In QTL mapping in pigs it is common to generate an F_{2} cross of different, ideally divergent selected, breeds. As generating such a cross in dairy cattle is a time-consuming and costly process, most dairy cattle QTL experiments used the existing male half-sib structure by setting up the so-called granddaughter design (Weller* et al.* 1990). In this design the pedigree consists of sets of genotyped and progeny-tested male half-sib families. The power to detect QTL in a granddaughter design is largely influenced by the size of the half-sib families, which has its limit in the availability of progeny-tested sons. Interval mapping is one of the most applied statistical methods in the analysis of granddaughter designs. This method uses information from consecutive informative markers simultaneously to trace the inheritance of a putative QTL (Knott* et al.* 1996). A drawback of this approach is that it does not take into account QTL outside the respective marker interval or even QTL on other chromosomes. This might result in a bias of the QTL parameter estimates and in a reduced power of the experiment, because the variance explained by additional QTL appears in the residual of the applied interval-mapping model. To overcome these limitations Jansen (1993) proposed composite interval mapping. This method considers putative QTL in the respective marker interval as well as QTL outside this interval by adding markers as cofactors to the model. It was developed mainly for inbred line crosses but was not commonly used in outbred populations like granddaughter designs, mainly due to the variability of the information content and due to different haplotypes across half-sib families (Hoeschele* et al.* 1997). Recently, de Koning* et al.* (2001) proposed a recursive strategy for interval mapping in outbred populations that allows the inclusion of multiple QTL. Their method included the QTL transition probabilities at the estimated position of QTL that are outside the marker interval under consideration in the model rather than single markers outside this interval.
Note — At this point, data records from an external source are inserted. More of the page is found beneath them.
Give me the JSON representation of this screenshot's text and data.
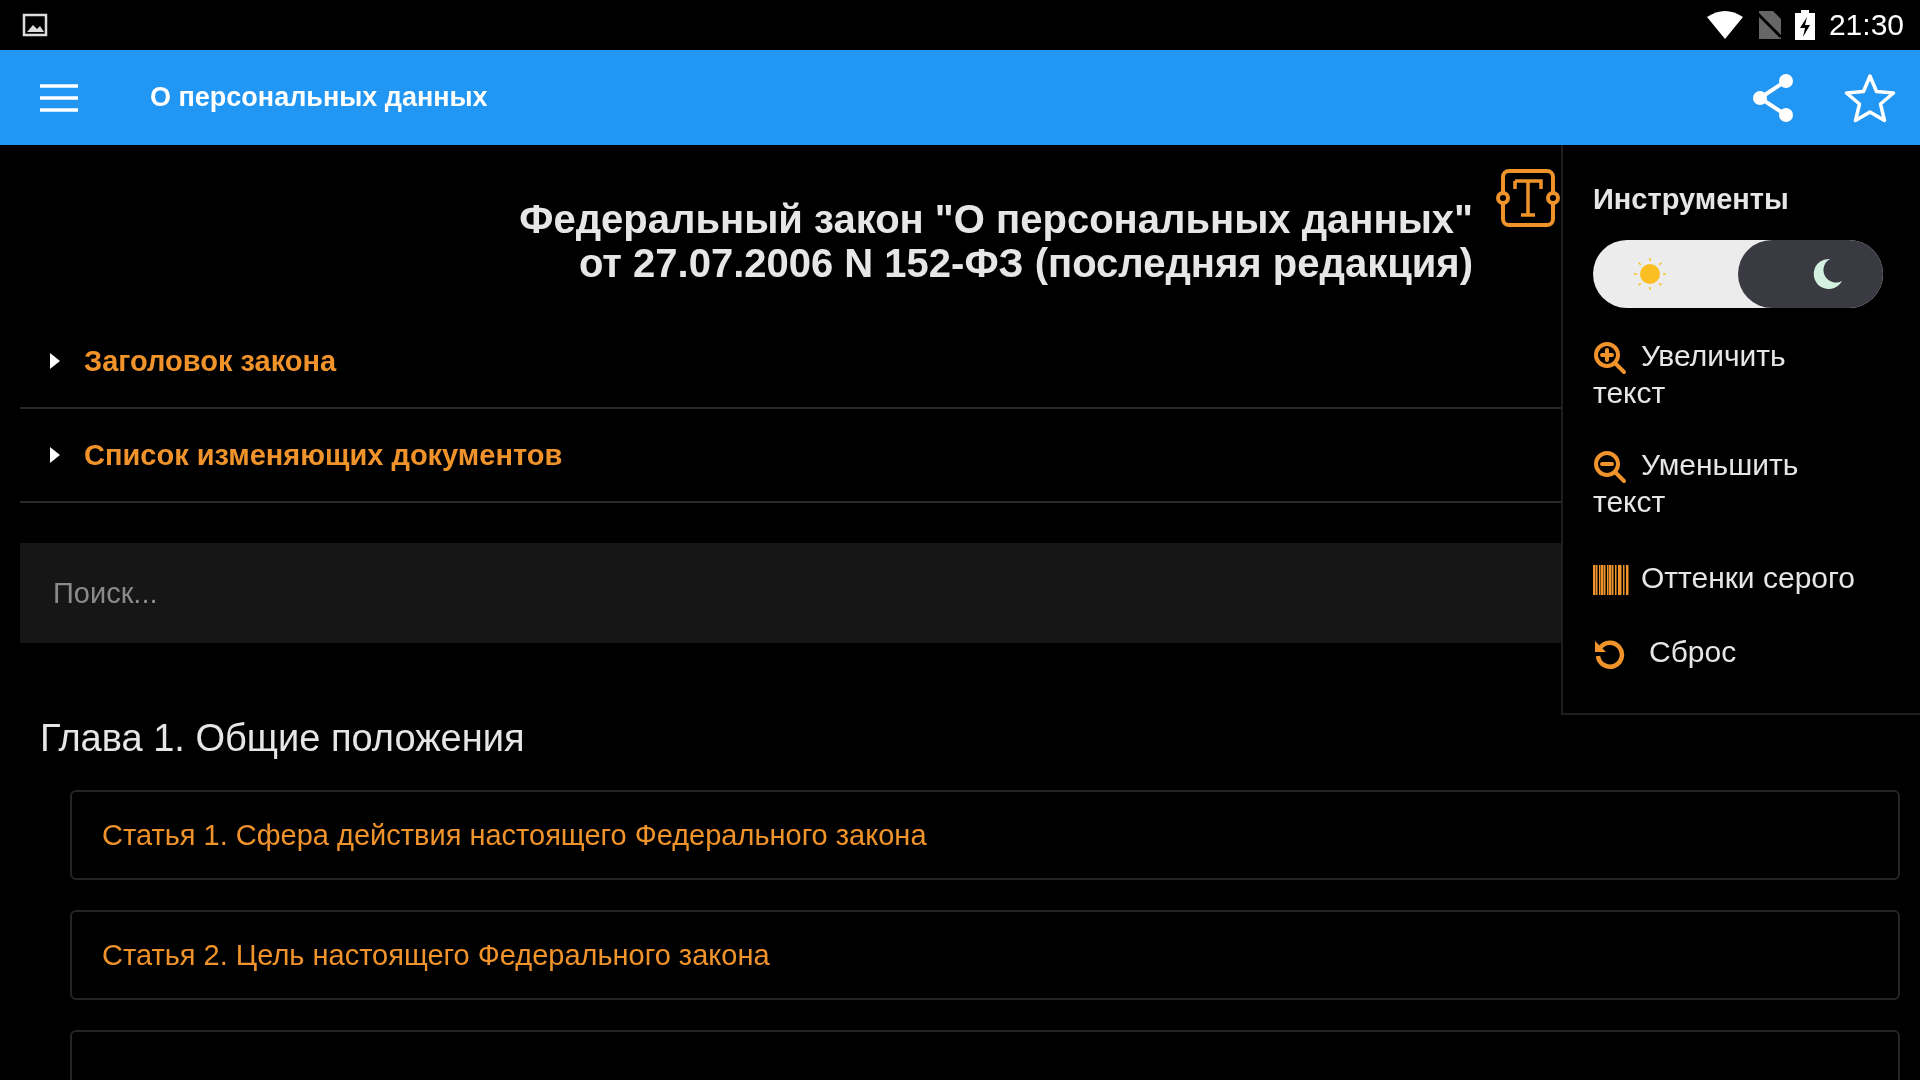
{
  "status_bar": {
    "time": "21:30"
  },
  "app_bar": {
    "title": "О персональных данных"
  },
  "document": {
    "title_lines": [
      "Федеральный закон \"О персональных данных\"",
      "от 27.07.2006 N 152-ФЗ (последняя редакция)"
    ]
  },
  "sections": [
    {
      "label": "Заголовок закона",
      "expanded": false
    },
    {
      "label": "Список изменяющих документов",
      "expanded": false
    }
  ],
  "search": {
    "placeholder": "Поиск..."
  },
  "chapter": {
    "title": "Глава 1. Общие положения"
  },
  "articles": [
    "Статья 1. Сфера действия настоящего Федерального закона",
    "Статья 2. Цель настоящего Федерального закона"
  ],
  "tools_menu": {
    "title": "Инструменты",
    "dark_mode": true,
    "items": [
      {
        "kind": "zoom_in",
        "label": "Увеличить текст"
      },
      {
        "kind": "zoom_out",
        "label": "Уменьшить текст"
      },
      {
        "kind": "grayscale",
        "label": "Оттенки серого"
      },
      {
        "kind": "reset",
        "label": "Сброс"
      }
    ]
  }
}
In chromosome or genome scans multiple tests that are not independent are usually performed. It is a common practice to control the chromosome- or genomewise type I error rate of these multiple tests by estimating the corresponding threshold levels by a permutation test (Churchill and Doerge 1994). These threshold levels are trait specific and it is to date still not clear how to estimate threshold levels across traits by use of the permutation test. Further, the application of a stringent significance criterion reduces the type I error rates, but increases the type II error rate defined as the probability that a present QTL will be missed and consequently reduces the power of the experiment. The application of the false discovery rate (FDR; Benjamini and Hochberg 1995) instead of the type I error rate is a useful statistical tool to overcome these two disadvantages. Roughly speaking, the FDR is defined as the expected proportion of false positives among all rejected null hypotheses. It was introduced by Weller* et al.* (1998) in QTL mapping. Recently, Storey and Tibshirani (2003) developed a FDR test procedure that is less conservative in comparison to the FDR procedure proposed by Benjamini and Hochberg (1995) and is tailored to genomewise experiments such as DNA microarray experiments.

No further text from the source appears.